Parts feel like a replay of the battle between late-antique paganism and Christianity. Silence rarely shows us Japanese folk religion; instead what haunts the priests day-in and day-out is the specter of an elite philosophical system, an established, ethnocentric belief in hierarchy, nature, and obedience. We see few altars, few Shinto or Buddhist priests; instead we witness conversations—disputations if you like—between Catholics grasping at transcendence and Japanese elites defending the need to harmonize oneself with this world, this nature, alone. What is nature? What is man? Can god be a human being? For these questions, voices have gone and will go hoarse and bodies have and will bleed.
Although today such discussions are rare, their historical representation in the film has meaning for Catholics today. The torture and death of illiterate peasants reminds us of both our historical suffering as a pilgrim people and our need to be willing to continue to do so. The last thing Scorsese protects is bourgeois individualism and contemporary comfort; the film screams, echoing: eli eli lama sabachthani! The clash of philosophies points backward to past persecutions and forward to the ongoing push to envision transcendence in the world, not to succumb to the “natural” philosophies of the age, but to always remember that our world itself is enchanted with God’s grandeur, a grandeur we help manifest in our works and deeds of Christ-like, bloody, long-suffering love.
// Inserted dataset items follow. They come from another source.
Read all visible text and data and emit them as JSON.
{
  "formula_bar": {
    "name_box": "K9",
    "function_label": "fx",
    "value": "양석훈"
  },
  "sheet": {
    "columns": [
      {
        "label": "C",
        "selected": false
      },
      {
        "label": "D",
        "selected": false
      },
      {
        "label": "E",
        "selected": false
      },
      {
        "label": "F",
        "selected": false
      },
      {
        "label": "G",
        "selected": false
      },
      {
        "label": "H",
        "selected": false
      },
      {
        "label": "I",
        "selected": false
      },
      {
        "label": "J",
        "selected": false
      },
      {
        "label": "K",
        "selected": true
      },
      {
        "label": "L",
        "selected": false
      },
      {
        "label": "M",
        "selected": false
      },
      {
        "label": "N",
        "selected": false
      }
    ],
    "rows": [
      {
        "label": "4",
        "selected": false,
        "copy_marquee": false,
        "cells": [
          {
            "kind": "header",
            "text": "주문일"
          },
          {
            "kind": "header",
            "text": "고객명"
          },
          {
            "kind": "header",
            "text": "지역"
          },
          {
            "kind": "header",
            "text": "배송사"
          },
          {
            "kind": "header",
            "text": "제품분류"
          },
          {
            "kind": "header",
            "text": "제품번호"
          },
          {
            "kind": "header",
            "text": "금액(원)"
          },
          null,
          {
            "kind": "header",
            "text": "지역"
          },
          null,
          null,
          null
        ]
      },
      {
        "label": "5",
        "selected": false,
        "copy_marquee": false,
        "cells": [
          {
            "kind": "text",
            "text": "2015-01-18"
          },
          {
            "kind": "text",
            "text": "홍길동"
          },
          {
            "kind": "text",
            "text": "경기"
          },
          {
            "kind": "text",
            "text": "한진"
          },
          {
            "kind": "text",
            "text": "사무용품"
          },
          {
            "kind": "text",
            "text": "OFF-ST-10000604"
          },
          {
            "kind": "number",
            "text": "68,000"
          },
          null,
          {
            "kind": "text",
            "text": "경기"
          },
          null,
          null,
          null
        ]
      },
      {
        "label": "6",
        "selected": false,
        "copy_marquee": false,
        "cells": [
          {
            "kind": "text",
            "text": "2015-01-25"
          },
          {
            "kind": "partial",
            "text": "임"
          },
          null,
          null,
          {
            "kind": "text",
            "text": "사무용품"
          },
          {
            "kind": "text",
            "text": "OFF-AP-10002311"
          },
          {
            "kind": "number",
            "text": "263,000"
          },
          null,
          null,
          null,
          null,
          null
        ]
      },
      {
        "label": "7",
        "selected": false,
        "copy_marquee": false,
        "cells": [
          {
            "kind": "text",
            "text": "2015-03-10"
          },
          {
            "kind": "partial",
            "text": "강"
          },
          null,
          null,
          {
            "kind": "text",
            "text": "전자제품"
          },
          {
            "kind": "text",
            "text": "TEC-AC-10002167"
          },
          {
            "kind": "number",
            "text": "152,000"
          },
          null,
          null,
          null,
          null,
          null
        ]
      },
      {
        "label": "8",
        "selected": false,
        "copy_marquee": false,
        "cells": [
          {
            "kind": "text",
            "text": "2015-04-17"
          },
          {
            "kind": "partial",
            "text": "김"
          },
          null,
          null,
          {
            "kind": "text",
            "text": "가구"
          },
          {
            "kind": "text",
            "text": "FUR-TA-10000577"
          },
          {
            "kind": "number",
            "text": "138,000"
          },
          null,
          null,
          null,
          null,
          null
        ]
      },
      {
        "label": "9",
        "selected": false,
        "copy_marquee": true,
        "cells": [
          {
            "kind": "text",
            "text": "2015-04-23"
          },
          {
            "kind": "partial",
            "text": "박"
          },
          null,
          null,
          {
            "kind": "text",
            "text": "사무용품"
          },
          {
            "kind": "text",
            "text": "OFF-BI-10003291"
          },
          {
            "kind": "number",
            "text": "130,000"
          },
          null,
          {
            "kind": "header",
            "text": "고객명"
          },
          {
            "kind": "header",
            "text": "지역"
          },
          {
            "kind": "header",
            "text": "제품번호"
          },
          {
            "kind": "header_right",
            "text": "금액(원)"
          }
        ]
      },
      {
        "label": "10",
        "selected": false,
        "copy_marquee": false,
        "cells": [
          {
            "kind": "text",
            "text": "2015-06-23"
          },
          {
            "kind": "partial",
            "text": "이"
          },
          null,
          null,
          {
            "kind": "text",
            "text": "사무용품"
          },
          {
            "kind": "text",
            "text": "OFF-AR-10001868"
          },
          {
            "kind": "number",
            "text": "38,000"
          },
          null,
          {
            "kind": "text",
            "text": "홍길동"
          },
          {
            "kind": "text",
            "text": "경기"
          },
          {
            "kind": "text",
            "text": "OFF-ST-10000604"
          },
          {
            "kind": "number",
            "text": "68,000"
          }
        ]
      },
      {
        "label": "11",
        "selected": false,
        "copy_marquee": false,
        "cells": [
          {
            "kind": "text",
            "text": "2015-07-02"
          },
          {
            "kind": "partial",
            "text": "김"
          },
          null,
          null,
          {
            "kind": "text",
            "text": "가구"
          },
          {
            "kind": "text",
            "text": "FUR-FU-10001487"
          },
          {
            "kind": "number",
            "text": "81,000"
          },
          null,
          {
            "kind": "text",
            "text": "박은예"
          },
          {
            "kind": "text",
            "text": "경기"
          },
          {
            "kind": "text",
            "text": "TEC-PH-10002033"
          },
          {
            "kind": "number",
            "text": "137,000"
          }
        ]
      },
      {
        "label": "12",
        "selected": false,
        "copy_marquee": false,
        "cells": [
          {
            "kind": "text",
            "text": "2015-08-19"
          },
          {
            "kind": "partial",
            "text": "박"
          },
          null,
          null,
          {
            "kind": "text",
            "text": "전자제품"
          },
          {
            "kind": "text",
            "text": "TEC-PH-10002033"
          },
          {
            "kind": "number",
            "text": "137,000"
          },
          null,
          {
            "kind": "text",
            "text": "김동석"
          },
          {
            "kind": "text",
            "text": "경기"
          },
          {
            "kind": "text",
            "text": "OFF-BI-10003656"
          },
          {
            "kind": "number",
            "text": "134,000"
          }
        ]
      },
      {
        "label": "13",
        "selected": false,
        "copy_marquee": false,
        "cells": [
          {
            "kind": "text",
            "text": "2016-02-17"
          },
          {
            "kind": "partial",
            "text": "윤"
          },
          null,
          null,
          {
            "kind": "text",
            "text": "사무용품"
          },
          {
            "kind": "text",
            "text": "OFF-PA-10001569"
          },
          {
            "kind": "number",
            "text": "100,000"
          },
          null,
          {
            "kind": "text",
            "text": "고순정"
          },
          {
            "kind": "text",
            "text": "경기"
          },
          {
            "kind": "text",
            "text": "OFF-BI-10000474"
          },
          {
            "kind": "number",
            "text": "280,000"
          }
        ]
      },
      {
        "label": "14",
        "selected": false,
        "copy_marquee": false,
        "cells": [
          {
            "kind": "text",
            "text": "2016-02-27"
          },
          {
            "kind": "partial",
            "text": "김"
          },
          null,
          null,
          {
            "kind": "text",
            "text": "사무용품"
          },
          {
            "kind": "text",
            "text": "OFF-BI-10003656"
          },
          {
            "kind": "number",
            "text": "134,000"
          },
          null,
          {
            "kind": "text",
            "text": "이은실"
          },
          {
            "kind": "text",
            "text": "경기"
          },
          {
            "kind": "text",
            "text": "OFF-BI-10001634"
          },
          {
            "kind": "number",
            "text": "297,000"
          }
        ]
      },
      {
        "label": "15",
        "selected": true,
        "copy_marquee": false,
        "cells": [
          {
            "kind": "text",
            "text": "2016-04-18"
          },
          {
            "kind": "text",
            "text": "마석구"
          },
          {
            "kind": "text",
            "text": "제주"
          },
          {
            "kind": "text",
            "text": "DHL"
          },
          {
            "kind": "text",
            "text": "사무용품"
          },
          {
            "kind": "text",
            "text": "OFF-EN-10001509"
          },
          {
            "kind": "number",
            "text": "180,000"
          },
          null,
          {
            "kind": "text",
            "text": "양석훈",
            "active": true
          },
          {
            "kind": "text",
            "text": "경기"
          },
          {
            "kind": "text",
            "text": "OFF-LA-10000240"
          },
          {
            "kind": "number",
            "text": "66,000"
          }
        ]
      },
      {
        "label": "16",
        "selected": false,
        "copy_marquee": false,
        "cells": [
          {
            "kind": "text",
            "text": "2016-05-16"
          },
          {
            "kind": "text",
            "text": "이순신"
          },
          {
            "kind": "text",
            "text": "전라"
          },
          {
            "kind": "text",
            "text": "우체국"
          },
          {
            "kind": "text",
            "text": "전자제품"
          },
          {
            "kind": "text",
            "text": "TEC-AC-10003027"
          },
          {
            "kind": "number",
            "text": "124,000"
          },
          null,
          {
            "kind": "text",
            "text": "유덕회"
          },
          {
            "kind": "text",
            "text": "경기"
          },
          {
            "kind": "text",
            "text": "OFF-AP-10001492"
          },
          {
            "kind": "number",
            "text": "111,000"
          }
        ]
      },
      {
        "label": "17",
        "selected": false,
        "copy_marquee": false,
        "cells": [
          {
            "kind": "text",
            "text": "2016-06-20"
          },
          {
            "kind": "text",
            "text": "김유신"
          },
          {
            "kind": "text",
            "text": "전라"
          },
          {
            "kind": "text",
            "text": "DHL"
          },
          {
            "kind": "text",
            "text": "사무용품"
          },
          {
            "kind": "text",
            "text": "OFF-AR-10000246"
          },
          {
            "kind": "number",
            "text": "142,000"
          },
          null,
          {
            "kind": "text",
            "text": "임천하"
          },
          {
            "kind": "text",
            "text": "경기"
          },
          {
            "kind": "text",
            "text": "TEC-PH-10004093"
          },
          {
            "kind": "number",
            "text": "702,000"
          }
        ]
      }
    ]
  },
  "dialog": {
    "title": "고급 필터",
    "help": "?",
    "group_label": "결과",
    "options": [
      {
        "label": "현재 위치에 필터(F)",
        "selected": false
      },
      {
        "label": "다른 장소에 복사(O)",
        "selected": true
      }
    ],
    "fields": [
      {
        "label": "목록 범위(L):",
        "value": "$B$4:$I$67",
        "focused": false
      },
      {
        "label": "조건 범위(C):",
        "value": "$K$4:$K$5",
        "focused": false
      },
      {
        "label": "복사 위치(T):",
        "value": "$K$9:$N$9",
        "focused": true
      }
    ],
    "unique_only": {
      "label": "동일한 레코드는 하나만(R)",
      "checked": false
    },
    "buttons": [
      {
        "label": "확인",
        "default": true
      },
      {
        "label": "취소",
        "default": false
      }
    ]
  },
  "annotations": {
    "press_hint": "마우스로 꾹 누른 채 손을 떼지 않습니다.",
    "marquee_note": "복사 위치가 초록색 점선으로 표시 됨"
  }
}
Some people will reduce the film to its context or to the question of apostasy-salvation. These are integral to Silence; no one can deny that. And yet, most of the film is not about apostasy, but torture and faith. It all takes place in Japan, but we see different sides of the island: the xenophobic, half-pagan elite and the well-meaning Christian bumpkins. The film is not simply the tale of an island divided, but of a world fractured, a testament to the trans-historical mission of evangelization and suffering, of hope and silence.